By Tessa Raebeck
Hundreds of art supplies, dozens of books and one Sag Harbor Elementary School teacher are on their way to a school for orphans in Malawi Thursday, July 17.
Science teacher Kryn Olson will spend three weeks at the Jacaranda School for Orphans in the village of Che Mboma, near the city of Limbe in the south of Malawi, a small, landlocked country in southeast Africa.
Ms. Olson, who pioneered the outdoor gardening program at the elementary school, is visiting Jacaranda to work with the children there on a gardening program they’ve started. She’s been researching the types of greens that would be successful in Malawi’s tropical climate and could flourish in African soil.
“It’s going to be an experiment, but exciting,” Ms. Olson said in a recent interview. “They have a very successful program they’ve been working with on gardening and so, they want to have me come and just see how we can join forces and work together on learning and developing what they have.”
The family of a young girl Ms. Olson has been mentoring over the last several years is friends with the owner and developer of the Jacaranda School, Marie Da Silva.
“They invited her to come out and see what I do here,” Ms. Olson said. After Ms. Da Silva visited Sag Harbor, she and Ms. Olson decided to work together in expanding Jacaranda’s garden—and uniting their students as pen pals.
Ms. Olson said Sag Harbor children wrote letters to the kids in Malawi she will carry with her on her trip, and then she will bring the Jacaranda students’ letters back to Sag Harbor. After the first exchange, the students will begin emailing back and forth regularly.
“They can’t stand it, they’re so excited,” Ms. Olson said of her students in Sag Harbor. “It’s really a beautiful thing. There was such a level of humility, but smart humility.”
“They were very excited about being able to write somebody in another country,” she added. “They realize that they live another life, so they were just curious. It was just kids talking to kids; it was beautiful. It wasn’t about depth, it was: Tell me what your country looks like. What animals live there? Do you have a brother or sister?”

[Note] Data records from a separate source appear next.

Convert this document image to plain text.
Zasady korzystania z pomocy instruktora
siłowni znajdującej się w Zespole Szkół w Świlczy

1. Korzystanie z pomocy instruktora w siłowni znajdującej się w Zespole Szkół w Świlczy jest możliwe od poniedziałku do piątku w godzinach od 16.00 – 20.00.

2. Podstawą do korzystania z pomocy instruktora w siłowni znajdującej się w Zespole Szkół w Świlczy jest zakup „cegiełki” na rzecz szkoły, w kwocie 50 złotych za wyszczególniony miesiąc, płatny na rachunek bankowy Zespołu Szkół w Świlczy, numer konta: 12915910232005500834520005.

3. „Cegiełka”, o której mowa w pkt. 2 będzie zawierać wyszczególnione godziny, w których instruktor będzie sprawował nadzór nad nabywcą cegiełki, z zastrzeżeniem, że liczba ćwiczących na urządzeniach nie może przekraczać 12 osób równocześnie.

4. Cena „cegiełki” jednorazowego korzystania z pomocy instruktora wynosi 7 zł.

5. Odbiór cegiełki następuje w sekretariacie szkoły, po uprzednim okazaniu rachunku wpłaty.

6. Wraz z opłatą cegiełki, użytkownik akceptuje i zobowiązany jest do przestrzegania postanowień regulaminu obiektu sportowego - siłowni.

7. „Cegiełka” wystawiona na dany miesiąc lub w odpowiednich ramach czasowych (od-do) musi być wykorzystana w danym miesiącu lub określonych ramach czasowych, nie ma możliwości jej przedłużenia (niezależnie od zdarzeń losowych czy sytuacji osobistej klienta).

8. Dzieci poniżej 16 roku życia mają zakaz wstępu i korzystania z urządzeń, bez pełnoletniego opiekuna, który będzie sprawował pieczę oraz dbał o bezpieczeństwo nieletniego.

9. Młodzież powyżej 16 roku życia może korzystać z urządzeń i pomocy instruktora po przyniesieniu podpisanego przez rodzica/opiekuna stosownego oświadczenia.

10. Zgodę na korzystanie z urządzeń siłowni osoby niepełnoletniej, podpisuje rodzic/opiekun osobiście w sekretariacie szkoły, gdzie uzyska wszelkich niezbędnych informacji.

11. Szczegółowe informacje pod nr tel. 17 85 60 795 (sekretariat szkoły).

Born and raised in Malawi, Ms. Da Silva, who has lost 15 members of her family to the AIDS pandemic, including her father and two of her brothers, came to the United States to work as a nanny and lived in New York City for 19 years. In 2002, she returned to Malawi and, after seeing how many children in her hometown were left out of school, she founded the Jacaranda School for Orphans, operating out of her family home. She used the money she earned working as a nanny to scrape together supplies and teachers’ salaries.
“When she nannied,” Ms. Olson said of Ms. Da Silva, “she really researched the schools and watched how the children were being raised here. She felt that education here was profoundly different. She wanted to expose the children to things she learned here. So she took those concepts back to Malawi with her.”

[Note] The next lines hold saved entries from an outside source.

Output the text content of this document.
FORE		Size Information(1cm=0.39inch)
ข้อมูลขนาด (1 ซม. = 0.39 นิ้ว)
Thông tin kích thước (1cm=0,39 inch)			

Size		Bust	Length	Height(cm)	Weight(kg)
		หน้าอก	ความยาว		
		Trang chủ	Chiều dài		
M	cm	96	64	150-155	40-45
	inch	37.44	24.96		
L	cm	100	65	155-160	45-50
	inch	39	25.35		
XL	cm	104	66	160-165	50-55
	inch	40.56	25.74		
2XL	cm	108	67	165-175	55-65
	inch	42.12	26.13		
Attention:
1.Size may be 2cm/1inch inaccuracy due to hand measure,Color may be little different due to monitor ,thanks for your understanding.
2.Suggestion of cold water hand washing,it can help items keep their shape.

Twelve years later, the school has 400 students, its own campus and is the only entirely free primary and secondary school in the country. It provides the orphans with a free education, scholarships to high school graduates, uniforms and school supplies, clothes and shoes, daily nutrition, medical care and counseling, AIDS awareness activities, arts programs, agriculture activities and home support in the form of renovation of students’ houses, monthly financial support to the most impoverished children and construction of boarding houses for students in child-headed families.

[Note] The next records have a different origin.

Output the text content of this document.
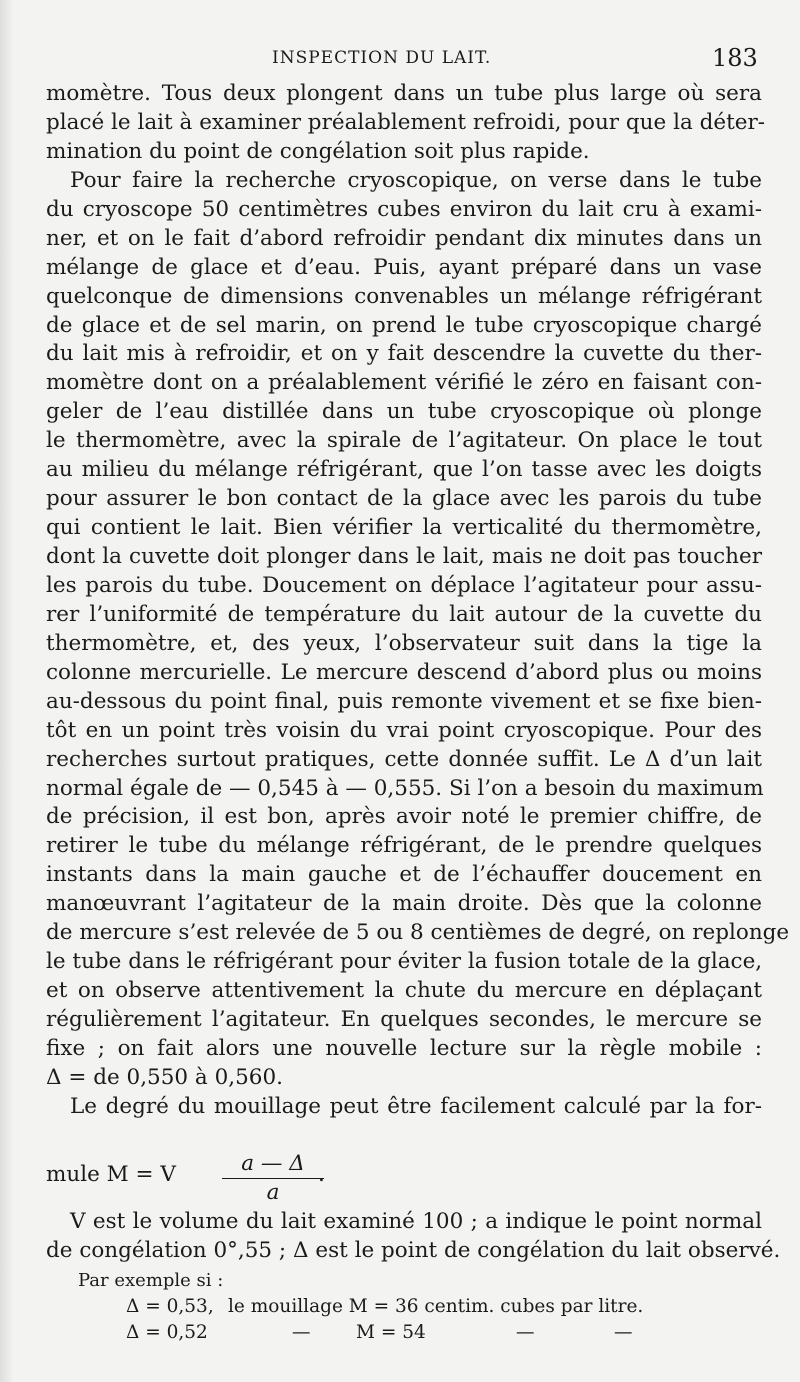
INSPECTION DU LAIT.	183
momètre. Tous deux plongent dans un tube plus large où sera
placé le lait à examiner préalablement refroidi, pour que la déter-
mination du point de congélation soit plus rapide.
Pour faire la recherche cryoscopique, on verse dans le tube
du cryoscope 50 centimètres cubes environ du lait cru à exami-
ner, et on le fait d’abord refroidir pendant dix minutes dans un
mélange de glace et d’eau. Puis, ayant préparé dans un vase
quelconque de dimensions convenables un mélange réfrigérant
de glace et de sel marin, on prend le tube cryoscopique chargé
du lait mis à refroidir, et on y fait descendre la cuvette du ther-
momètre dont on a préalablement vérifié le zéro en faisant con-
geler de l’eau distillée dans un tube cryoscopique où plonge
le thermomètre, avec la spirale de l’agitateur. On place le tout
au milieu du mélange réfrigérant, que l’on tasse avec les doigts
pour assurer le bon contact de la glace avec les parois du tube
qui contient le lait. Bien vérifier la verticalité du thermomètre,
dont la cuvette doit plonger dans le lait, mais ne doit pas toucher
les parois du tube. Doucement on déplace l’agitateur pour assu-
rer l’uniformité de température du lait autour de la cuvette du
thermomètre, et, des yeux, l’observateur suit dans la tige la
colonne mercurielle. Le mercure descend d’abord plus ou moins
au-dessous du point final, puis remonte vivement et se fixe bien-
tôt en un point très voisin du vrai point cryoscopique. Pour des
recherches surtout pratiques, cette donnée suffit. Le Δ d’un lait
normal égale de — 0,545 à — 0,555. Si l’on a besoin du maximum
de précision, il est bon, après avoir noté le premier chiffre, de
retirer le tube du mélange réfrigérant, de le prendre quelques
instants dans la main gauche et de l’échauffer doucement en
manœuvrant l’agitateur de la main droite. Dès que la colonne
de mercure s’est relevée de 5 ou 8 centièmes de degré, on replonge
le tube dans le réfrigérant pour éviter la fusion totale de la glace,
et on observe attentivement la chute du mercure en déplaçant
régulièrement l’agitateur. En quelques secondes, le mercure se
fixe ; on fait alors une nouvelle lecture sur la règle mobile :
Δ = de 0,550 à 0,560.
Le degré du mouillage peut être facilement calculé par la for-
mule M = V	a — Δ
a
.
V est le volume du lait examiné 100 ; a indique le point normal
de congélation 0°,55 ; Δ est le point de congélation du lait observé.
Par exemple si :
Δ = 0,53, le mouillage M = 36 centim. cubes par litre.
Δ = 0,52	— M = 54	—	—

Ms. Da Silva was recognized as a Top Ten Hero by CNN in 2008.
“It’s really an incredible thing that she did,” Ms. Olson said. “She not only feeds them, but she gives them medicine and funds their education. She has also now sent six kids to college, which is unheard of.”
In addition to bringing the pen pal letters and her school gardening expertise to Malawi, Ms. Olson is also bringing boxes of gifts to the Jacaranda School.
Sag Harbor students raised funds to donate two cases filled with art supplies—hundreds of water color tablets, reams of paper, colored markers and other materials—and “an enormous amount of books,” which will be shipped over on a boat.
“We’re trying to double the size of their library,” Ms. Olson said.
In addition to the books donated by students and their families, Ms. Olson is bringing a suitcase with all her favorites, including Eric Carl classics and “Goodnight Moon.”
Ms. Olson will also help the Jacaranda School enhance its garden, which currently grows carrots, tea and other vegetables.
“What they raise they sell to help support the orphanage,” she said. “And they also really are working at making sure the kids understand that it’s about learning how to be sustainable and how to take care of themselves and not taking things for granted.”
The produce that isn’t sold is used to feed the children.
“She wanted to teach them how to survive in the world,” Ms. Olson said of Ms. Da Silva.